Again, in a few years, there will not be any schools in Mumbai, only coaching classes. When they grow up, school kids will having nothing to recall. Like in another two months after IPL, cricket will not be and a future generation will not realise that such a game existed in the world with Indian cricket teams losing more matches than winning despite “legends” (going by cricket commentators) like Gavaskar, Tendulkar, Dravid, Laxman, Ganguly and Kumble. They are so “legendary” they protest when they see grass on the cricket pitch at Kanpur, like my grand-daughter Shreya when denied a packet of Kurkure or Lays.

Blessed be the public that our “legends” do not insist on the entire Kanput cricket ground being shaved of grass. Then Kumble and Harbhajan could spin the ball from one end of the ground to the other. Going by our voluble and tiring cricket commentators like Gavaskar, Shastri and Bhogle, our “legendary” batsmen like Tendulkar and Dravid have played fast bowling in foreign pitches with canny footwork; they forget to add they have won only a few matches against the best opposition.

If that be so, why order Daljit Singh to do a barber’s job in Kanpur. This has happened many times in the past (remember the Nagpur incident when captain Ganguly flew back to Kolkata after seeing green when Australians chuckled) and yet our “legends” have to be given Cadbury 5 Stars to keep their courage going. There is the argument that every country fiddles with pitches. Yes they do and it does not make our action right. In the terribly unfair lands of Australia and South Africa there are fast and spin pitches; for instance, fast Perth (remember, we won a Test match) and spinning Sydney in Australia. We lose a test match to South Africa at Motera because our players were swinging to the crores thrown at them by IPL and cared not for being play-fit.

Recently, over TV the “legend” Sunil Gavaskar asked Indian spectators, “what more should a Tendulkar (yet, another legend) do.” For this writer he should stop playing cricket. Ahead of the South Africa series, John Gloster said Tendulkar had a problem with his groin and hip. Out came the “legend” saying: I am fit. At Chennai, he spent most of the time in the dressing room after scoring his patented duck and then the public was told he was hurt in the groin. And the same Tendulkar wants the juniors to respect seniors in the team. Hey, we had heard of such orders during the 1975 Emergency. Is the “legend” Sachin Tendulkar made of crystal glass with none having any right to pepper him including his friend Sanjay Manjrekar. Spinners also like turn and bounce (ask Warne) and then our critics have been telling us recently that we have Ishant Sharma and a packet of pacers as good as any in the world. Spinners will no more be critical; pace is going to count, the cricket correspondents said. Then, why use razors and scissors in Kanpur? Despite the noise over the India-Australia series in Australia, the record books will say India lost the series 2-1. That’s the bare bone fact.

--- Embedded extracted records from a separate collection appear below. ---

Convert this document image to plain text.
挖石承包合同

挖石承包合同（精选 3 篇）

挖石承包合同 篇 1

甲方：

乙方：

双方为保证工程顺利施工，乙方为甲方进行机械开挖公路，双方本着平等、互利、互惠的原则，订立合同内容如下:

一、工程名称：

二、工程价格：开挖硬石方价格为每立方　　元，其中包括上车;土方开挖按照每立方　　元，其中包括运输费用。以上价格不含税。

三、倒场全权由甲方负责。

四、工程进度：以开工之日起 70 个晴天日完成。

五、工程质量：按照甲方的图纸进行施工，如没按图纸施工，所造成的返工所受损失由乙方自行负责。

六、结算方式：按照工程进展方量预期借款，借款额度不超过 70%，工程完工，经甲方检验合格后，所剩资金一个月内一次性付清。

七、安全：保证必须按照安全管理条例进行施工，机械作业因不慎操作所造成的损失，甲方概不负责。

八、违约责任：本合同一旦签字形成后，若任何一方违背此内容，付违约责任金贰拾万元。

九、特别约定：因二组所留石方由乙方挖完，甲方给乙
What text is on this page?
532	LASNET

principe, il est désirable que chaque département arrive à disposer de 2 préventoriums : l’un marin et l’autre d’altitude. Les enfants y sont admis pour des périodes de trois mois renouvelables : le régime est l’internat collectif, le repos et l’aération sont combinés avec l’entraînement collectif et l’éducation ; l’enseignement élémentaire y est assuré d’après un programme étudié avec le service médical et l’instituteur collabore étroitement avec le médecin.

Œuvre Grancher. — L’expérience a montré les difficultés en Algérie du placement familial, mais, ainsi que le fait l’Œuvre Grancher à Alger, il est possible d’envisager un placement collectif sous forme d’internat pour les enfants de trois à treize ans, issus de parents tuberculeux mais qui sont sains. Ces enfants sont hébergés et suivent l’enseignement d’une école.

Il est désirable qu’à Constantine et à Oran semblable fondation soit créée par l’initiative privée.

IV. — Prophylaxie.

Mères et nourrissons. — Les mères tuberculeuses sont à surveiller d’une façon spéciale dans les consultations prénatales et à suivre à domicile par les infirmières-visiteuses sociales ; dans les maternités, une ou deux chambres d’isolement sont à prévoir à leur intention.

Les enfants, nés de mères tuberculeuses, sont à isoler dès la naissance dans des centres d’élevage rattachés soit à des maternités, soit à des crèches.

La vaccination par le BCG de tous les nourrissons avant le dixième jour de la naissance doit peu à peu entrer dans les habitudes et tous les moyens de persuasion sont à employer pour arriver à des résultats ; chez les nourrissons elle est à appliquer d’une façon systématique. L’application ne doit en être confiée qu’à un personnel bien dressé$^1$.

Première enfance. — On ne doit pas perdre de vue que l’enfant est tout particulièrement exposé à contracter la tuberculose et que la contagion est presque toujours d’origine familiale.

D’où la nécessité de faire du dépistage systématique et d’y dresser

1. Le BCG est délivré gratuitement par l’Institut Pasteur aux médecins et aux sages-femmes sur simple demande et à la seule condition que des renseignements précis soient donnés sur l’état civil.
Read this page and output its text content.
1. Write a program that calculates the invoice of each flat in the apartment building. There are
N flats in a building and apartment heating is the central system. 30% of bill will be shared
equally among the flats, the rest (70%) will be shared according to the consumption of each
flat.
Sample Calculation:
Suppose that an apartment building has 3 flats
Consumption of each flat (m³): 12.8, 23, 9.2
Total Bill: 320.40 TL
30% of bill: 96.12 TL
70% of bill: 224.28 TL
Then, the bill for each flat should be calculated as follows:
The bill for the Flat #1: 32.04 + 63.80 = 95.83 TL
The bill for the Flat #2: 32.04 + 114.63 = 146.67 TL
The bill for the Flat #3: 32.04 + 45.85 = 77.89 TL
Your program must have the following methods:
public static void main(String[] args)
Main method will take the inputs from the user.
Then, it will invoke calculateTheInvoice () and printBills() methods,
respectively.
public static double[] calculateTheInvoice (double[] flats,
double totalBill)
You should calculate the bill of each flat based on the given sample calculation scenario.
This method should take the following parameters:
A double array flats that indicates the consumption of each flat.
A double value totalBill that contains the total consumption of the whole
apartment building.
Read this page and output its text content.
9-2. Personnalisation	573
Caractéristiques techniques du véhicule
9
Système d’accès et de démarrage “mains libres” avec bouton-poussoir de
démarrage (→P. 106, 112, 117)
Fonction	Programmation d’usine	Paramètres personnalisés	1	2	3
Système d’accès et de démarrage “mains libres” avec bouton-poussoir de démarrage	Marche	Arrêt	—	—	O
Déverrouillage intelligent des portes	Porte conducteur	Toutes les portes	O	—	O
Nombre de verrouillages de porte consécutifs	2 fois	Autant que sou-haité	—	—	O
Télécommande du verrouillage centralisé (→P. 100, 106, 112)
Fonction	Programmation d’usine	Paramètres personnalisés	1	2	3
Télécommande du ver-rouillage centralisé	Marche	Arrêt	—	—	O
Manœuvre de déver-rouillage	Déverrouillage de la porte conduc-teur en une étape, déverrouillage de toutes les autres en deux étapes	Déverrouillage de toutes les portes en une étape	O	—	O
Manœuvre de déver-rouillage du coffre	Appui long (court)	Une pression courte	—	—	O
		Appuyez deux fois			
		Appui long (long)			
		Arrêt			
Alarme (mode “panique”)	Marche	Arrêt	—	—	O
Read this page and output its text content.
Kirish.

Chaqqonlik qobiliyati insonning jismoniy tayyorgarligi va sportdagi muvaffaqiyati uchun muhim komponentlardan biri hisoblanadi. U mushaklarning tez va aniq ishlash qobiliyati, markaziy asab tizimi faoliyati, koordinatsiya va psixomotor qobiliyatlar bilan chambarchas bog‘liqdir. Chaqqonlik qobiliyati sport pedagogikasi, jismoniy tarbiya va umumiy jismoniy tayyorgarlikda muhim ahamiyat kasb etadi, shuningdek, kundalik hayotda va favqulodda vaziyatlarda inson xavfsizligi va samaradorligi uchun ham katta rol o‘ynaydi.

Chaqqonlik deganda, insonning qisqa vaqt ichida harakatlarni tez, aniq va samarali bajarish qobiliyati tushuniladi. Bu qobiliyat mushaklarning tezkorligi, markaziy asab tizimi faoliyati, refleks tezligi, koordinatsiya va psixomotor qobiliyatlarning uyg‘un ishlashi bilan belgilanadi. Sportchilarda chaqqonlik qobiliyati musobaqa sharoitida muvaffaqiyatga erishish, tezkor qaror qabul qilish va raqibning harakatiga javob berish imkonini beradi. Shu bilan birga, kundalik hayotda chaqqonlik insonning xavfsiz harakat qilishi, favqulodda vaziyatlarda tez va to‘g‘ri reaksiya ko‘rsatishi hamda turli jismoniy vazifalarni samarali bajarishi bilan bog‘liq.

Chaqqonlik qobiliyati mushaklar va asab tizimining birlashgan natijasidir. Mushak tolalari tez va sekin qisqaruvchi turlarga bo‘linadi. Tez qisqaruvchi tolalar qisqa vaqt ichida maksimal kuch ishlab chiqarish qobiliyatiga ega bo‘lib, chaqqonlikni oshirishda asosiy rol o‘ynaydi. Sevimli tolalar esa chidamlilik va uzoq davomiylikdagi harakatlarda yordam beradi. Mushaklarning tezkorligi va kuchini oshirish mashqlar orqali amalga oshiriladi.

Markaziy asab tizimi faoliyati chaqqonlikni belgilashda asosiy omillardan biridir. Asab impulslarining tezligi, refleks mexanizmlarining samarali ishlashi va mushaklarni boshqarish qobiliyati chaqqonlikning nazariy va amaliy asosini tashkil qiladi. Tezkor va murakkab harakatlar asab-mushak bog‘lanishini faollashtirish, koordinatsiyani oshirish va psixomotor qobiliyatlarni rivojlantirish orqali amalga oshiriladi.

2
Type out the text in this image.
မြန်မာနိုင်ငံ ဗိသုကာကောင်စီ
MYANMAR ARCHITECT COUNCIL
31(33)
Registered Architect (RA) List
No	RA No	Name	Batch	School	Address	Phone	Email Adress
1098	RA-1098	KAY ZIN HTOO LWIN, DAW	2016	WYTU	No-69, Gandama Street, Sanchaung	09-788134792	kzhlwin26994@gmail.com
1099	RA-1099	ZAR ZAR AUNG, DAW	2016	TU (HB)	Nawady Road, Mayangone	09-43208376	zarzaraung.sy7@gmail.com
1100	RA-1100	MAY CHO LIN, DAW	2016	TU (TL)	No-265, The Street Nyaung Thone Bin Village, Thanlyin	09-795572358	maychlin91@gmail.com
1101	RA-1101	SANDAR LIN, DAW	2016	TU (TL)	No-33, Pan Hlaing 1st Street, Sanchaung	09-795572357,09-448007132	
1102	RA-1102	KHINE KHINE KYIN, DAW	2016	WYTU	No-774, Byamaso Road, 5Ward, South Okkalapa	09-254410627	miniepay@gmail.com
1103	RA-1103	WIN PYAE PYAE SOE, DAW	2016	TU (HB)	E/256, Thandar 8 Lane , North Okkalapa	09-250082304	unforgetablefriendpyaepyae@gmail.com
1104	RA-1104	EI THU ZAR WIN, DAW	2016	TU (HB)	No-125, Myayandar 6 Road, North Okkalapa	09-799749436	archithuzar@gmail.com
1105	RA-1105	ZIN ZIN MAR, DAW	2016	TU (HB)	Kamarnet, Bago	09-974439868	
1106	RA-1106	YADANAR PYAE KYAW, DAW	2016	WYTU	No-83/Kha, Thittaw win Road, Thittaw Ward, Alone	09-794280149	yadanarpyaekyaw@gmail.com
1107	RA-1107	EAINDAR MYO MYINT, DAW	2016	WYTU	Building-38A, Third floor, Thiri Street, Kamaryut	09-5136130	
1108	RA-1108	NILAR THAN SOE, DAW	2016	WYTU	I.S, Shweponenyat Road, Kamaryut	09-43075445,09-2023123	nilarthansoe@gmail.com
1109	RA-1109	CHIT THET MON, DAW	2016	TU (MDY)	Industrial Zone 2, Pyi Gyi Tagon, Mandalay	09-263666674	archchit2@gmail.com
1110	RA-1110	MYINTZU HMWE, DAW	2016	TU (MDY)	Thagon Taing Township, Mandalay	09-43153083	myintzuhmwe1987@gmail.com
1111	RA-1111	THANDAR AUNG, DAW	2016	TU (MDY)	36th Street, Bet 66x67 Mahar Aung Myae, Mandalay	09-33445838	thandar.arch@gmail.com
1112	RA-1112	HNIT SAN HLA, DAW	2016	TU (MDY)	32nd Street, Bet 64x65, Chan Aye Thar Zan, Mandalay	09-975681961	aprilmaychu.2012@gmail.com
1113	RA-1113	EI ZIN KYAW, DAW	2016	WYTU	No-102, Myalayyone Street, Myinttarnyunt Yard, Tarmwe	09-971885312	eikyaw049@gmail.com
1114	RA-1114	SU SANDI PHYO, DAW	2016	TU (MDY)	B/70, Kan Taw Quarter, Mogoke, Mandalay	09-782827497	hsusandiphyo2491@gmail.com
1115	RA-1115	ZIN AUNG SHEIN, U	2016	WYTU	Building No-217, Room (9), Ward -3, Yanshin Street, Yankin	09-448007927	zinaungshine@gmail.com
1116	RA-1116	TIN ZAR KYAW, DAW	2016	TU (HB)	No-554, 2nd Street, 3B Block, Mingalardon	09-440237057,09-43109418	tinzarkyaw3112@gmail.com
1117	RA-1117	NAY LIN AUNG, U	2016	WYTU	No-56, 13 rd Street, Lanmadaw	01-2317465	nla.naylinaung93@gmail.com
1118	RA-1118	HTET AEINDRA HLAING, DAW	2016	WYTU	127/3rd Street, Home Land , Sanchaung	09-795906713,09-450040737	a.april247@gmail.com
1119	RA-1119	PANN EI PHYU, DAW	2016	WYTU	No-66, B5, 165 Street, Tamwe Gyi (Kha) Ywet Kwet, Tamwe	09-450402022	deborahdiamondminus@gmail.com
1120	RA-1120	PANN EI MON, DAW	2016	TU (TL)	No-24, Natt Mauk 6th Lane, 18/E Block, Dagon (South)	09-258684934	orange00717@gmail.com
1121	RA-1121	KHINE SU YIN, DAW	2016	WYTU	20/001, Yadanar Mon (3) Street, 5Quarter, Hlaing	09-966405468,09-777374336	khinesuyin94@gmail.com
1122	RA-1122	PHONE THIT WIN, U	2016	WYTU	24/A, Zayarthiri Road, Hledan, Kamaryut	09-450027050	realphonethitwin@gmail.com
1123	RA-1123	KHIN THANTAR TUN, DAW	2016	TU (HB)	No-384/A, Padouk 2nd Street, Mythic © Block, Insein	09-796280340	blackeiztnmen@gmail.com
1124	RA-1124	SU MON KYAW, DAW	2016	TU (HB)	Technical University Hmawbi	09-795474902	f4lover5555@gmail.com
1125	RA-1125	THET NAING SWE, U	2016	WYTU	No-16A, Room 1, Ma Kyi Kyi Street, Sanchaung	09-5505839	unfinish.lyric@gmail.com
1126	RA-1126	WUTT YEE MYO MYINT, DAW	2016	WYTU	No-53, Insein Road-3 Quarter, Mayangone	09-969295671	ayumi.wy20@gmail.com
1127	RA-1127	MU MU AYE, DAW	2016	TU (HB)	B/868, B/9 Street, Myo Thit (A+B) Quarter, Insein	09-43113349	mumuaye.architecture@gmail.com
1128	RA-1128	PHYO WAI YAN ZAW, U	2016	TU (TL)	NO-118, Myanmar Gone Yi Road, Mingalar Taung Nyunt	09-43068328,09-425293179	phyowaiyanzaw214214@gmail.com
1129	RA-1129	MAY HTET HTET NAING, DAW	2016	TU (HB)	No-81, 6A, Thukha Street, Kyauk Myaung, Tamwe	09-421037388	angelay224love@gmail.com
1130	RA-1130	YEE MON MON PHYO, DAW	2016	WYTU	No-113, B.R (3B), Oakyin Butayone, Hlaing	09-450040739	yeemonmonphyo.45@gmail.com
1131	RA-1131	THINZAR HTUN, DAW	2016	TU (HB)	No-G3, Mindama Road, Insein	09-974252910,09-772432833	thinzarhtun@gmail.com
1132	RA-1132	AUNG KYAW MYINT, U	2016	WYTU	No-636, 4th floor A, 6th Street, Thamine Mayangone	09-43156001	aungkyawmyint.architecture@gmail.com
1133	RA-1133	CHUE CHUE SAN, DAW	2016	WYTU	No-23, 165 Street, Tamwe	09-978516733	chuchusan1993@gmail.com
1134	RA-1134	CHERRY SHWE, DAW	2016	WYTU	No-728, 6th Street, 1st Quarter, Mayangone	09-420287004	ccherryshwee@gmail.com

We have never won a series in Australia and we have “legends” in our team. Wisden’s hundred best centuries did not give any place to Tendulkar. Mukul Kesavan in his book Men in White writes: Wisden’s innings were assessed by weighted criteria and ladder ranked; judged by those yardsticks, Tendulkar’s innings didn’t measure up. Vishwanath was there, Gavaskar was there, VVS Laxman was right up there – the fourth best innings of all time – Lara was severally there, but not Tendulkar.” And Kesavan adds: So a celebration of Indian batsmanship that concentrates on winning performances would exclude most of our cricket history, most of our batsmen and most of our memories. That can’t be right. And the reason it doesn’t seem right is related to the nature of cricket, not just our local predicament as supporters of a team that loses more often than it wins.” Thank God, India is losing all the time.